The background of the matter was that a contract was entered into between the parties for a project during the course of which disputes and differences arose between the parties and the same were referred to an Arbitral Tribunal, which delivered its Award on 21.01.2017.
At this stage, a notice under Section 8 of the Code dated 06.02.2017 was sent by the Respondent to KCPL to pay an amount of Rs. 1,79,00,166/-. Within 10 days, by a letter dated 16.02.2017, KCPL disputed the invoice that was referred to in the said notice, stating that the said amount was, in fact, the subject-matter of an arbitration proceeding, and as per KCPL’s accounts, the Respondent was liable to pay larger amounts to them and subsequently on 20.04.2017, a Section 34 petition was filed by KCPL under the Arbitration Act challenging the aforesaid Award. It is only thereafter that a petition was filed under Section 9 of the Code, on 14.07.2017.

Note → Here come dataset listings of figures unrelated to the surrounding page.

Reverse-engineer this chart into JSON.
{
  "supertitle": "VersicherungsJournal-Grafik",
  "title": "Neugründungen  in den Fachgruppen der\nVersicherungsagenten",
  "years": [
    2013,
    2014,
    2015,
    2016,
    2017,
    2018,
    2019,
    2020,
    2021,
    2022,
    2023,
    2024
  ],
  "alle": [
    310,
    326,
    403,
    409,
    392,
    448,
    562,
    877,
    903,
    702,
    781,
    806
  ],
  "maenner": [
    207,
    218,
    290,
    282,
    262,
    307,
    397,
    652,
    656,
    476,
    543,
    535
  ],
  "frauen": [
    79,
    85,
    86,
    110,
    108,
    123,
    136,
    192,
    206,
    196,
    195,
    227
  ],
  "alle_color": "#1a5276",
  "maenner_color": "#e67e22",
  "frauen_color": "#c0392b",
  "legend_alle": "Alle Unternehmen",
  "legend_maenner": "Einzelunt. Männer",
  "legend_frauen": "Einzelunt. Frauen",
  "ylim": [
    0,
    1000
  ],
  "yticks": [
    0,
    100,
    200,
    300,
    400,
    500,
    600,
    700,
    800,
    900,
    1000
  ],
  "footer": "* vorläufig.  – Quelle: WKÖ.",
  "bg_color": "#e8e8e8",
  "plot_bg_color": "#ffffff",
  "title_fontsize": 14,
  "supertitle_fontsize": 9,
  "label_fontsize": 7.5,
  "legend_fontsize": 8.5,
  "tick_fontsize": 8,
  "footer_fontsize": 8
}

The respondent company objected to the application since dispute has been raised in time and before the filling of the application and a application. The NCLT admitted the application stating that arbitration award states the Respondent (corporate debtor) having admitted that the claimant is entitled to the said sum of Rs.1,71,98,302/-, then that a Section 34 petition was pending was irrelevant for the reason that the claim stood admitted, and there was no stay of the Award. For these reasons, therefore, the Section 9 petition was admitted.

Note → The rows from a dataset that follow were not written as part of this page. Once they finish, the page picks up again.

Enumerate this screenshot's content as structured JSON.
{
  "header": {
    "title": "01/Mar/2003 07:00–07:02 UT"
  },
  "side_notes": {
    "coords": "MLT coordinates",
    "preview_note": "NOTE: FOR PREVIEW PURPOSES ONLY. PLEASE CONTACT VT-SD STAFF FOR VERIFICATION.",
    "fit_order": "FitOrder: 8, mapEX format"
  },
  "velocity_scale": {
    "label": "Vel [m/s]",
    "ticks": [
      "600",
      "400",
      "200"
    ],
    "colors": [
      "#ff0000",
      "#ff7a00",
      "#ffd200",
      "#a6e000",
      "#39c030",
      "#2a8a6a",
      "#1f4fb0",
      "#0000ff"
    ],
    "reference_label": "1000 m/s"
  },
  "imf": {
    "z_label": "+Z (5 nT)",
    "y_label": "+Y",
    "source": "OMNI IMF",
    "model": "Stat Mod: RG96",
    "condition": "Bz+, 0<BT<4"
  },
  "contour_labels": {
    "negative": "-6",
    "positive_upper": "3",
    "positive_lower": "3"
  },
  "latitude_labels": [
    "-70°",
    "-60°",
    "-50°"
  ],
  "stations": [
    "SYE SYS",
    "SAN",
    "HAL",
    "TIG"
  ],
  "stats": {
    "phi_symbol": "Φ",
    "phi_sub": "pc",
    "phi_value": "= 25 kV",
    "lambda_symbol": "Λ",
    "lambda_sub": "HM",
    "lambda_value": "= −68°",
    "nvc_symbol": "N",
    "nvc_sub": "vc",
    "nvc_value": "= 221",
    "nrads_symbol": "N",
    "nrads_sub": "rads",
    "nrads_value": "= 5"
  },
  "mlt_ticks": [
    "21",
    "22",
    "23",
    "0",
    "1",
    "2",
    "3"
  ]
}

On appeal, the NCLAT held that the non-obstante clause contained in Section 238 of the Code would
override the Arbitration Act. Also, according to the Appellate Tribunal, since Form V of Part 5 of the Insolvency & Bankruptcy (Application to Adjudicating Authority) Rules, 2016 requires particulars of an order of an arbitral panel adjudicating on the default, this would have to be treated as “a record of an operational debt”, as a result of which the petition would have to be admitted, as was correctly done by the NCLT. The appeal was, accordingly, dismissed.
We repeat that the object of the Code, at least insofar as operational creditors are concerned, is to put the insolvency process against a corporate debtor only in clear cases where a real dispute between the parties as to the debt owed does not exist.
The Supreme Court referring to Mobilox Innovations Private Limited vs. Kirusa Software Private Limited, held that a reading of Section 9(5)(ii)(d) would show that an application under Section 8 must be rejected if notice of a dispute has been received by the operational creditor which applies to the present case. Though undisputedly, an amount of Rs.1.71 Crores was admitted by the respondent in the arbitral proceedings to be a debt due, it to say that cross-claims of sums much above this amount has been turned down by the Arbitral Tribunal, which are pending in a Section 34 petition challenging the said Award. The very fact that there is a possibility that the respondent may succeed on these cross-claims is sufficient to state that the operational debt, in the present case, cannot be said to be an undisputed debt. It is important to note that unlike counter claim Nos. 1 and 2, which were rejected by the Arbitral Tribunal for lack of evidence, counter claim No.3 which amounts to Rs.19,88,20,475/- was rejected on the basis of a price adjustment clause on merits. Therefore, it is difficult to say at this stage of the proceedings, that no dispute would exist between the parties.